On the Pacific I had, at first, tried to write a spy novel. I figured that I could use all the exotic locations I’d visited as setting(s) for a Bond-esque global adventure. But after a few false starts I realized I was trying to force my story into a box that my imagination couldn’t squeeze into. Sure, spy novels might actually sell, but where were the Wizard Dragons of New Bangtown going to fit in? So I scrapped that idea and decided to let my imagination run free. I’d craft a story about any crazy shit I god-damn felt like, and if it didn’t fit into a conventional genre, then convention could suck goblin dong. I took the basic storyline I’d created for the spy novel (a sort of Carmen Sandiego lark, but with more sex and violence) and re-cast it with the characters that were filling my imagination; space pirates, vampires, witches, etc.
I wrote more than 100 pages of that book; it flowed out of my brain freely, like barf at a frat party. Similar to my own travel story, it started in Toronto and then moved to Central America, the scenes and characters based on the colourful input reality had provided me to date. I knew that it was a risk setting the story in Toronto because, other than Torontonians, no one cares about Toronto. But Toronto was home and I knew it back to front and I had this whole subplot about New York getting nuked to explain why anyone cool wouldn’t just move the 800 km to that city instead. The setting, naturally, faded into the background (there’s a witty comment there but I can’t find it) as the over-the-top characters and plot took to the fore; I was content.
Then, though; oh but then I arrived in Tokyo, and I knew I had been wrong. The setting mattered. Even people who live in Toronto would have trouble describing it in terms that could excite the imagination – ‘clean’, ‘safe’, and ‘glassy’ don’t cut it – but when I say Tokyo, your brain, regardless of having been there, immediately flies to bright lights, robots, flying cars, chicks with oversized boobs and cat ears, ninjas on rooftops, that sort of stuff. The city has saturated our imagination with years of cultural imagery; movies, news stories, graphic novels; filling in the details bigger and better than reality itself. Tokyo is exotic yet strangely familiar. It was exactly what I needed for my novel.
During that trip to Japan though, from August to October 2016, I barely sat in one place long enough to write a blog post, let alone work on my book. I spent maybe three weeks in Tokyo itself and otherwise explored the country north up to Hokkaido. It was a great trip, but not one suitable to writing and research. I enjoyed my time immensely then left, knowing I’d return but with no solid plans… after all, I’d spent three months there and it was a big world and I still had a lot of empty corners on my map.

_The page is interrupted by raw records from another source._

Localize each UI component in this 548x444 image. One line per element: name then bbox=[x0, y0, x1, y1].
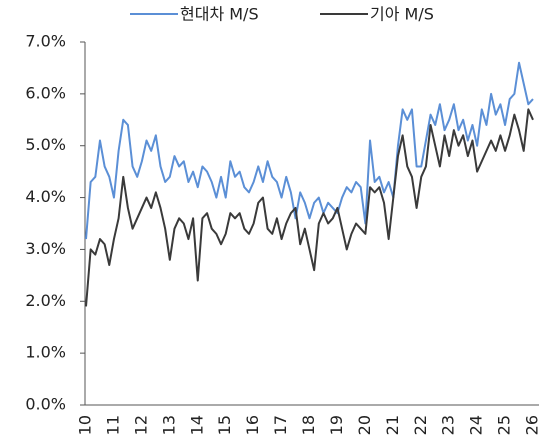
y-tick-label: 4.0% bbox=[25, 187, 66, 206]
x-tick-label: 16 bbox=[243, 415, 262, 435]
y-tick-label: 3.0% bbox=[25, 239, 66, 258]
legend-label: 기아 M/S bbox=[370, 5, 434, 24]
x-tick-label: 19 bbox=[327, 415, 346, 435]
x-tick-label: 15 bbox=[215, 415, 234, 435]
y-tick-label: 1.0% bbox=[25, 343, 66, 362]
y-tick-label: 2.0% bbox=[25, 291, 66, 310]
x-tick-label: 17 bbox=[271, 415, 290, 435]
x-tick-label: 11 bbox=[103, 415, 122, 435]
x-tick-label: 24 bbox=[467, 415, 486, 435]
x-tick-label: 10 bbox=[76, 415, 95, 435]
x-tick-label: 26 bbox=[523, 415, 542, 435]
y-tick-label: 6.0% bbox=[25, 83, 66, 102]
legend-label: 현대차 M/S bbox=[180, 5, 259, 24]
x-tick-label: 18 bbox=[299, 415, 318, 435]
y-tick-label: 0.0% bbox=[25, 395, 66, 414]
x-tick-label: 23 bbox=[439, 415, 458, 435]
series-line bbox=[85, 108, 534, 307]
series-line bbox=[85, 61, 534, 240]
x-tick-label: 12 bbox=[131, 415, 150, 435]
x-tick-label: 21 bbox=[383, 415, 402, 435]
y-tick-label: 5.0% bbox=[25, 135, 66, 154]
y-tick-label: 7.0% bbox=[25, 32, 66, 51]
x-tick-label: 14 bbox=[187, 415, 206, 435]
x-tick-label: 22 bbox=[411, 415, 430, 435]
x-tick-label: 25 bbox=[495, 415, 514, 435]
x-tick-label: 13 bbox=[159, 415, 178, 435]
x-tick-label: 20 bbox=[355, 415, 374, 435]
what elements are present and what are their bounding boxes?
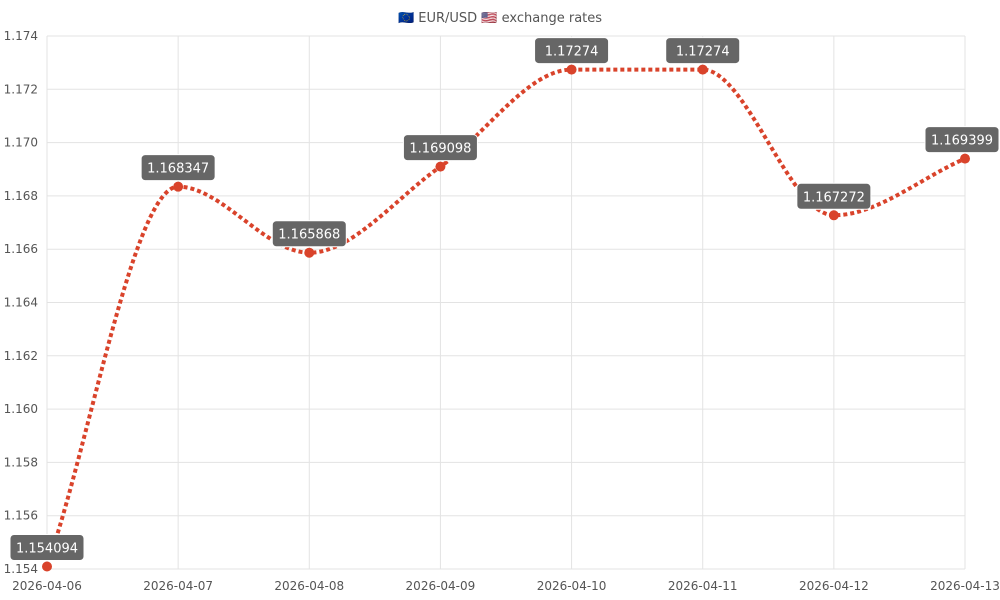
x-tick-label: 2026-04-11 [668, 579, 738, 593]
data-label: 1.169399 [924, 126, 1000, 154]
data-label-text: 1.154094 [16, 541, 78, 556]
data-label-box [534, 37, 610, 65]
data-point [304, 247, 315, 258]
x-axis-ticks: 2026-04-06 2026-04-07 2026-04-08 2026-04-09… [12, 579, 1000, 593]
y-axis-ticks: 1.154 1.156 1.158 1.160 1.162 1.164 1.166 1.168… [4, 29, 38, 576]
data-label: 1.17274 [534, 37, 610, 65]
x-tick-label: 2026-04-09 [406, 579, 476, 593]
y-tick-label: 1.160 [4, 402, 38, 416]
y-tick-label: 1.168 [4, 189, 38, 203]
x-tick-label: 2026-04-13 [930, 579, 1000, 593]
grid [46, 35, 966, 570]
data-label-text: 1.169098 [409, 142, 471, 157]
data-point [566, 64, 577, 75]
data-label-box [402, 134, 478, 162]
data-point [828, 210, 839, 221]
data-point [960, 153, 970, 164]
data-labels: 1.154094 1.168347 1.165868 1.169098 1.17274 1… [9, 37, 1000, 561]
y-tick-label: 1.156 [4, 509, 38, 523]
x-tick-label: 2026-04-12 [799, 579, 869, 593]
data-label-text: 1.167272 [803, 190, 865, 205]
data-label-box [9, 533, 85, 561]
chart-title: 🇪🇺 EUR/USD 🇺🇸 exchange rates [398, 11, 602, 26]
data-label-text: 1.168347 [147, 162, 209, 177]
data-label-box [140, 154, 216, 182]
data-point [173, 181, 184, 192]
y-tick-label: 1.174 [4, 29, 38, 43]
y-tick-label: 1.162 [4, 349, 38, 363]
data-point [435, 161, 446, 172]
x-tick-label: 2026-04-08 [274, 579, 344, 593]
y-tick-label: 1.154 [4, 562, 38, 576]
y-tick-label: 1.164 [4, 296, 38, 310]
y-tick-label: 1.158 [4, 455, 38, 469]
data-label-text: 1.165868 [278, 228, 340, 243]
data-label-box [271, 220, 347, 248]
data-label: 1.169098 [402, 134, 478, 162]
data-label-box [796, 182, 872, 210]
x-tick-label: 2026-04-06 [12, 579, 82, 593]
y-tick-label: 1.166 [4, 242, 38, 256]
data-label-box [665, 37, 741, 65]
data-label: 1.167272 [796, 182, 872, 210]
x-tick-label: 2026-04-07 [143, 579, 213, 593]
data-point [697, 64, 708, 75]
data-label: 1.154094 [9, 533, 85, 561]
data-points [42, 64, 970, 572]
data-label-text: 1.169399 [931, 134, 993, 149]
data-label: 1.168347 [140, 154, 216, 182]
data-point [42, 561, 52, 572]
data-label: 1.165868 [271, 220, 347, 248]
data-label-text: 1.17274 [545, 45, 599, 60]
series-line [45, 67, 966, 568]
x-tick-label: 2026-04-10 [537, 579, 607, 593]
data-label: 1.17274 [665, 37, 741, 65]
y-tick-label: 1.172 [4, 82, 38, 96]
data-label-box [924, 126, 1000, 154]
data-label-text: 1.17274 [676, 45, 730, 60]
y-tick-label: 1.170 [4, 136, 38, 150]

Back to March 2017 and my revelation on the sailboat in the Bahamas. I finally had a goal – I would return to Tokyo, to research and write my book. Of course I couldn’t just take the easy route, so I traveled overland by train from Edinburgh, through Europe, Russia and Mongolia, to Shanghai, then took a ferry to Osaka, explored eastern Japan by rail, stopped in Yokohama long enough to randomly join a boat sailing back to China (Hong Kong), and finally boarded a plane to return to Tokyo, after a 20,000 km adventure by train and boat.
I’ve been invited to live on a sailboat in Japan by good friends whom I was fortunate enough to meet last year. It’s the perfect set-up, a floating cottage away from the distractions of the city, yet close enough for a trip into Tokyo for research, fun, whatever. I’m just getting settled here and have yet to write a single new word of the book, but my month-ish so far in the country has filled a lot of gaps in my story and I’m excited to piece it all together. My current goal is to rough-finish a short story, by way of prologue to the actual novel, before I return to Canada around Christmas. Something bite-sized will give me a chance to solicit feedback on quality, style and content, before I commit (y’all know how I feel about commitments) to writing what will probably turn out to be ten novels on the subject.
So, that’s why I’m back in Japan, living on a sailboat; because I had a dream in the Caribbean about space pirates. It just took me a while to get here. Any questions?